I built Woodshed because I had more ideas than hours.
I think a lot about the intersection of code and prose, and how building software has changed forever in this moment we’re in.
I felt I was leaving too many ideas on the table.
Not because they were bad. Because I’m one person.
So I built a creative studio out of AI agents. Three of them: @MotifAgent, Cadence, and Forte are all running in one Slack workspace. A woodshed.
One strategizes. One writes. One builds.
They remember what I care about, read what I’ve written, and show up every morning with their own ideas before they ask for mine.
In jazz, woodshedding means locking yourself away to practice, obsessively, until the music lives in your hands. No audience. No shortcuts. Just the work. I took that idea and applied it to agents. Build in private, iterate relentlessly, ship when it's ready.
The platform they run on is called @openclaw.

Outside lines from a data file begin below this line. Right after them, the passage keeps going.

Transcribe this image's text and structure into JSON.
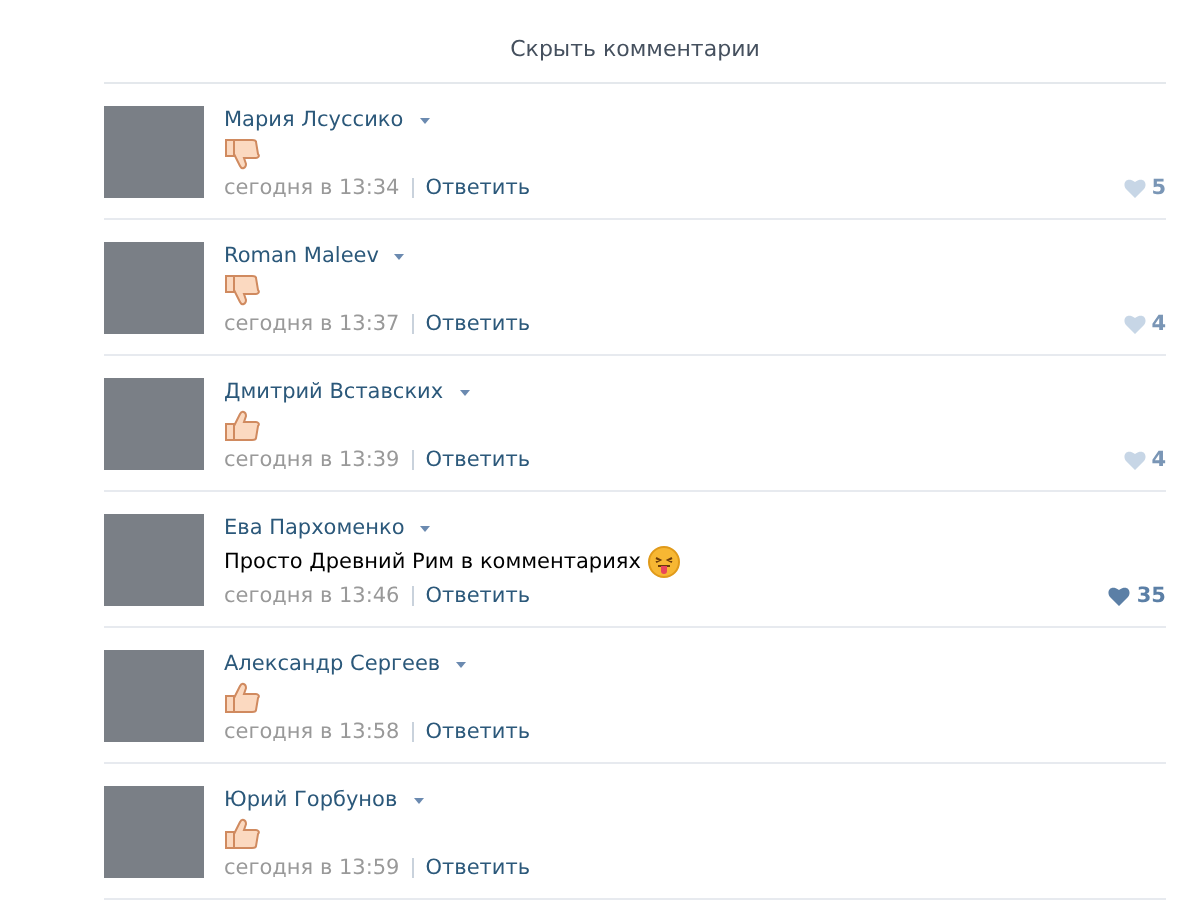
{
  "hide_link": "Скрыть комментарии",
  "comments": [
    {
      "author": "Мария Лсуссико",
      "kind": "thumbs-down",
      "time": "сегодня в 13:34",
      "reply": "Ответить",
      "likes": "5",
      "liked": false
    },
    {
      "author": "Roman Maleev",
      "kind": "thumbs-down",
      "time": "сегодня в 13:37",
      "reply": "Ответить",
      "likes": "4",
      "liked": false
    },
    {
      "author": "Дмитрий Вставских",
      "kind": "thumbs-up",
      "time": "сегодня в 13:39",
      "reply": "Ответить",
      "likes": "4",
      "liked": false
    },
    {
      "author": "Ева Пархоменко",
      "kind": "text",
      "text": "Просто Древний Рим в комментариях",
      "emoji": true,
      "time": "сегодня в 13:46",
      "reply": "Ответить",
      "likes": "35",
      "liked": true
    },
    {
      "author": "Александр Сергеев",
      "kind": "thumbs-up",
      "time": "сегодня в 13:58",
      "reply": "Ответить"
    },
    {
      "author": "Юрий Горбунов",
      "kind": "thumbs-up",
      "time": "сегодня в 13:59",
      "reply": "Ответить"
    }
  ]
}
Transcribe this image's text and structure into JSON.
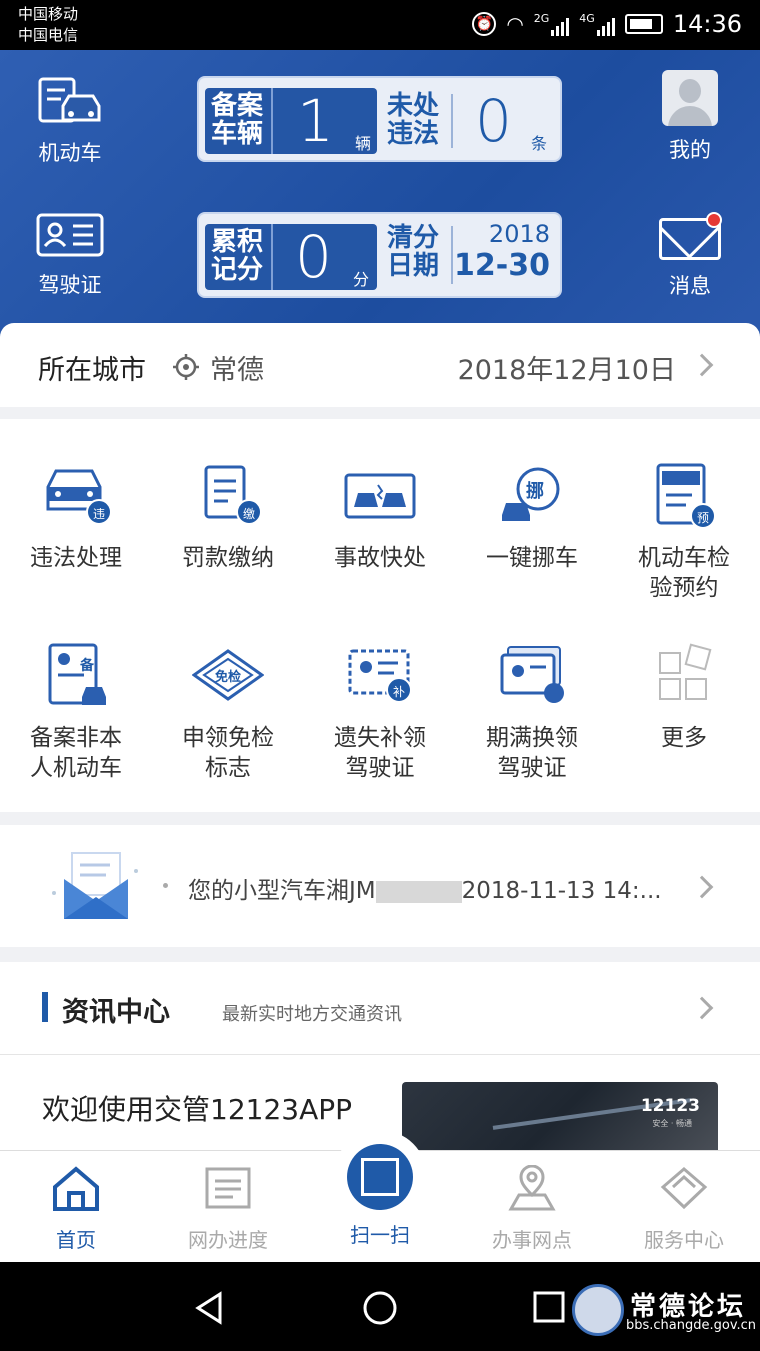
{
  "status_bar": {
    "carrier1": "中国移动",
    "carrier2": "中国电信",
    "net1": "2G",
    "net2": "4G",
    "time": "14:36"
  },
  "header": {
    "vehicle_label": "机动车",
    "license_label": "驾驶证",
    "me_label": "我的",
    "message_label": "消息",
    "card1": {
      "registered_label_l1": "备案",
      "registered_label_l2": "车辆",
      "registered_count": "1",
      "registered_unit": "辆",
      "violation_label_l1": "未处",
      "violation_label_l2": "违法",
      "violation_count": "0",
      "violation_unit": "条"
    },
    "card2": {
      "points_label_l1": "累积",
      "points_label_l2": "记分",
      "points_value": "0",
      "points_unit": "分",
      "clear_label_l1": "清分",
      "clear_label_l2": "日期",
      "clear_year": "2018",
      "clear_date": "12-30"
    }
  },
  "city_bar": {
    "label": "所在城市",
    "city": "常德",
    "date": "2018年12月10日"
  },
  "services": [
    {
      "l1": "违法处理",
      "l2": "",
      "badge": "违"
    },
    {
      "l1": "罚款缴纳",
      "l2": "",
      "badge": "缴"
    },
    {
      "l1": "事故快处",
      "l2": "",
      "badge": ""
    },
    {
      "l1": "一键挪车",
      "l2": "",
      "badge": "挪"
    },
    {
      "l1": "机动车检",
      "l2": "验预约",
      "badge": "预"
    },
    {
      "l1": "备案非本",
      "l2": "人机动车",
      "badge": "备"
    },
    {
      "l1": "申领免检",
      "l2": "标志",
      "badge": "免检"
    },
    {
      "l1": "遗失补领",
      "l2": "驾驶证",
      "badge": "补"
    },
    {
      "l1": "期满换领",
      "l2": "驾驶证",
      "badge": ""
    },
    {
      "l1": "更多",
      "l2": "",
      "badge": ""
    }
  ],
  "message": {
    "text_prefix": "您的小型汽车湘JM",
    "text_suffix": "2018-11-13 14:..."
  },
  "news": {
    "title": "资讯中心",
    "subtitle": "最新实时地方交通资讯",
    "item": "欢迎使用交管12123APP",
    "image_logo": "12123",
    "image_tag": "安全 · 畅通"
  },
  "tabs": [
    {
      "label": "首页"
    },
    {
      "label": "网办进度"
    },
    {
      "label": "扫一扫"
    },
    {
      "label": "办事网点"
    },
    {
      "label": "服务中心"
    }
  ],
  "watermark": {
    "title": "常德论坛",
    "url": "bbs.changde.gov.cn"
  },
  "colors": {
    "primary": "#1f5aa8",
    "header_bg": "#2456a5",
    "badge_red": "#e53935"
  }
}
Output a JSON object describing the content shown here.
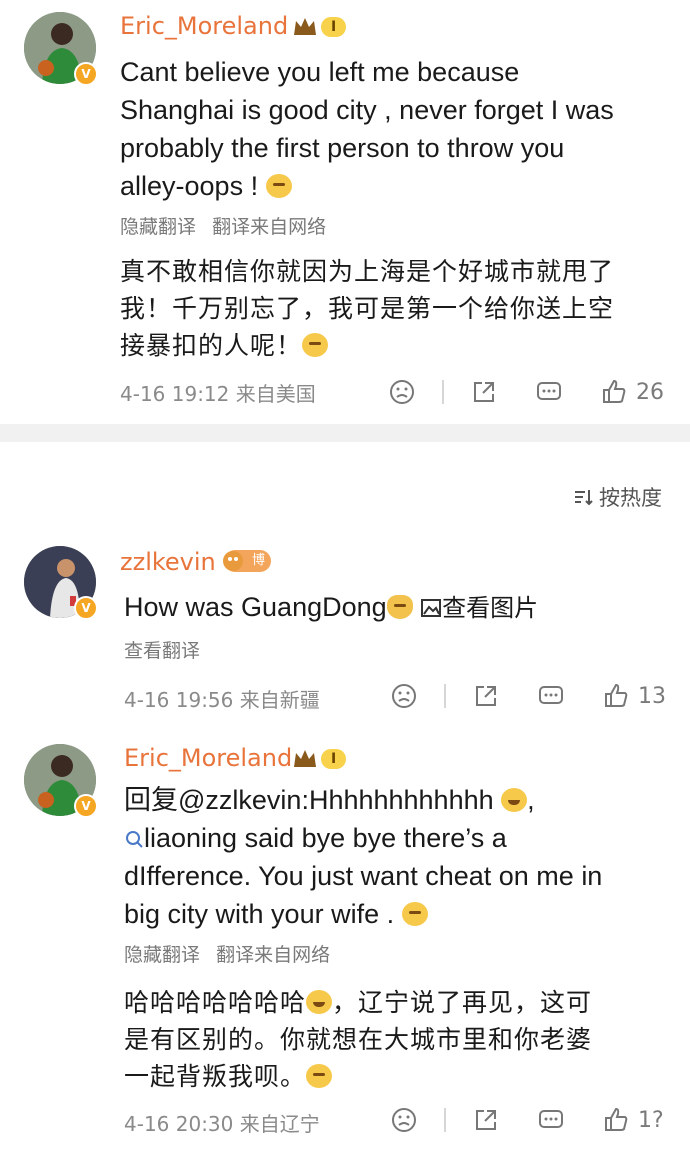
{
  "comments": [
    {
      "username": "Eric_Moreland",
      "level": "I",
      "text_lines": [
        "Cant believe you left me because",
        "Shanghai is good city , never forget I was",
        "probably the first person to throw you",
        "alley-oops !"
      ],
      "hide_translation": "隐藏翻译",
      "translation_source": "翻译来自网络",
      "cn_lines": [
        "真不敢相信你就因为上海是个好城市就甩了",
        "我！千万别忘了，我可是第一个给你送上空",
        "接暴扣的人呢！"
      ],
      "time": "4-16 19:12",
      "location": "来自美国",
      "likes": "26"
    },
    {
      "username": "zzlkevin",
      "badge": "博主",
      "text": "How was GuangDong",
      "view_image": "查看图片",
      "view_translation": "查看翻译",
      "time": "4-16 19:56",
      "location": "来自新疆",
      "likes": "13"
    },
    {
      "username": "Eric_Moreland",
      "level": "I",
      "reply_prefix": "回复@zzlkevin:Hhhhhhhhhhhh",
      "text_lines": [
        "liaoning  said bye bye there’s a",
        "dIfference. You just want cheat on me in",
        "big city with your wife ."
      ],
      "hide_translation": "隐藏翻译",
      "translation_source": "翻译来自网络",
      "cn_lines": [
        "哈哈哈哈哈哈哈",
        "，辽宁说了再见，这可",
        "是有区别的。你就想在大城市里和你老婆",
        "一起背叛我呗。"
      ],
      "time": "4-16 20:30",
      "location": "来自辽宁",
      "likes": "1?"
    }
  ],
  "sort": {
    "label": "按热度"
  },
  "colors": {
    "username": "#e8743b",
    "meta": "#8a8a8a",
    "divider": "#f1f1f1"
  }
}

It lets you give an AI agent a personality, a memory, and jobs to be done.
What happens when you give your half-formed ideas to a team that never sleeps? If revenue comes from that, great. But that’s not why I check in on the Woodshed crew before I check my email.
@steipete, who created OpenClaw, put it perfectly: it’s hard to compete with someone who’s just having fun.
This is now my creative playground. The woodshed is where musicians, and now agents, go to practice when nobody’s watching.